Posted Jan 16, 2025 - 13:59 EST

Resolved
Kustomer has resolved an event affecting Prod2 instances that caused issues when attempting to retrieve search results.

After careful monitoring, our team has determined that all affected areas are now fully restored. Please reach out to Kustomer support at support@kustomer.com if you have additional questions or concerns.
Posted Jan 12, 2025 - 15:41 EST
Update
After releasing a fix to restore search retrieval in Prod2 instances, this issue should now be resolved for All Prod2 clients except an isolated instance where we're working with the relevant stakeholders to ensure optimal functionality on a specific search query.

Please feel free to reach out to Kustomer Support at support@kustomer.com if you have additional queries or concerns.
Posted Jan 12, 2025 - 14:30 EST
Update
Kustomer has released an update and seeing indications of recovery on search retrieval in Prod2 instances.

We are monitoring this fix to ensure the issue is fully resolved. Please expect additional details within the next 30 minutes, and reach out to Kustomer Support at support@kustomer.com if you have further questions or concerns.
Posted Jan 12, 2025 - 13:52 EST
Monitoring
Kustomer has implemented an update to address the issue impacting search retrieval results in Prod2 instances.

Our team is currently monitoring this update to ensure the issue is fully resolved.

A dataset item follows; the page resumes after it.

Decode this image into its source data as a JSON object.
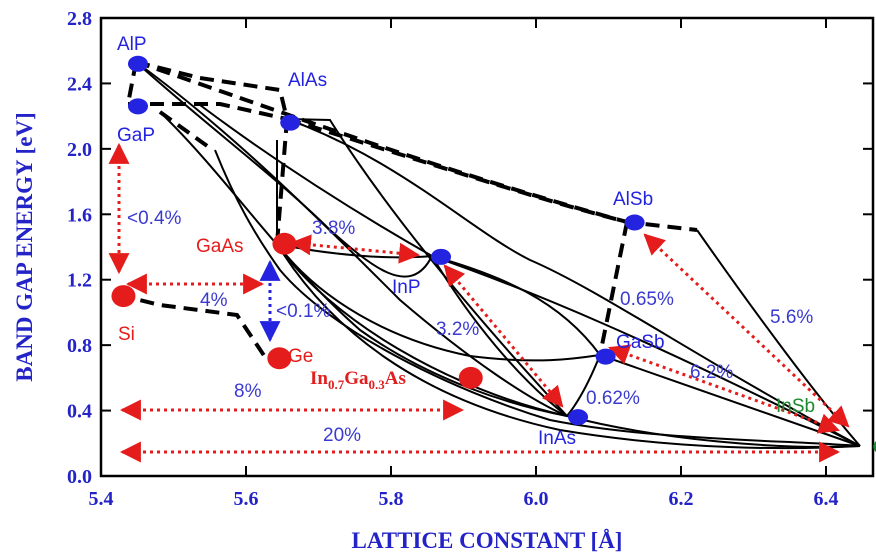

Please expect further updates within the next 30 minutes, and reach out to Kustomer Support at support@kustomer.com if you have additional questions or concerns.
Posted Jan 12, 2025 - 13:40 EST
Update
We have identified the root cause of the issue retrieving search results in Prod2 instances and continue to work on implementing a solution.

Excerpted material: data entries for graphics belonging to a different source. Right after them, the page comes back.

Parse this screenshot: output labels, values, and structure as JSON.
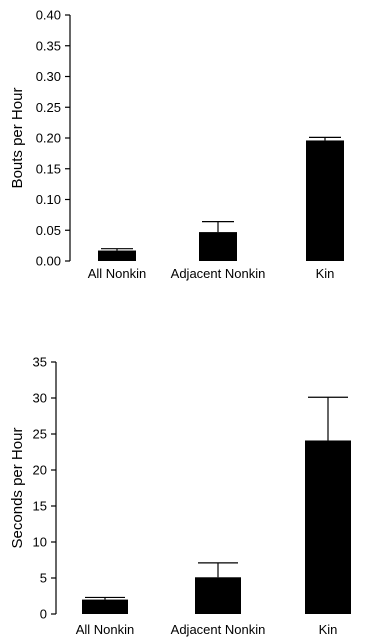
{
  "chart_data": [
    {
      "type": "bar",
      "categories": [
        "All Nonkin",
        "Adjacent Nonkin",
        "Kin"
      ],
      "values": [
        0.017,
        0.047,
        0.196
      ],
      "errors": [
        0.003,
        0.017,
        0.005
      ],
      "ylabel": "Bouts per Hour",
      "ylim": [
        0,
        0.4
      ],
      "yticks": [
        "0.00",
        "0.05",
        "0.10",
        "0.15",
        "0.20",
        "0.25",
        "0.30",
        "0.35",
        "0.40"
      ],
      "bar_color": "#000000",
      "grid": false
    },
    {
      "type": "bar",
      "categories": [
        "All Nonkin",
        "Adjacent Nonkin",
        "Kin"
      ],
      "values": [
        2.0,
        5.1,
        24.1
      ],
      "errors": [
        0.3,
        2.0,
        6.0
      ],
      "ylabel": "Seconds per Hour",
      "ylim": [
        0,
        35
      ],
      "yticks": [
        "0",
        "5",
        "10",
        "15",
        "20",
        "25",
        "30",
        "35"
      ],
      "bar_color": "#000000",
      "grid": false
    }
  ]
}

Additional updates will be provided in the next 30 minutes and in the meantime, please reach out to Kustomer Support at support@kustomer.com for any further queries.
Posted Jan 12, 2025 - 13:30 EST
Update
Kustomer has identified the root cause of the ongoing issue retrieving search results in Prod2 instances.

We are focused on resolving this as quickly as possible and will provide updates in the next 30 minutes.

Please reach out to Kustomer Support at support@kustomer.com for any further questions or updates.
Posted Jan 12, 2025 - 13:00 EST
Identified
Kustomer is aware of an event affecting Searches that may cause issues retrieving search results.

Our team has identified the issue and is working on a resolution as soon as possible. Please expect additional updates within the next 30 minutes, please reach out to Kustomer Support at support@kustomer.com for any further questions or updates.
Posted Jan 12, 2025 - 12:39 EST
Investigating
Kustomer is aware of an event affecting Searches that may cause issues retrieving search results.

Our team is currently working to identify the cause of this issue in an effort to implement a resolution. Please expect additional updates within the next 30 minutes, please reach out to Kustomer Support at Support@kustomer.com for any further questions or updates.
Posted Jan 12, 2025 - 12:29 EST
This incident affected: Prod2 (EU) (Search).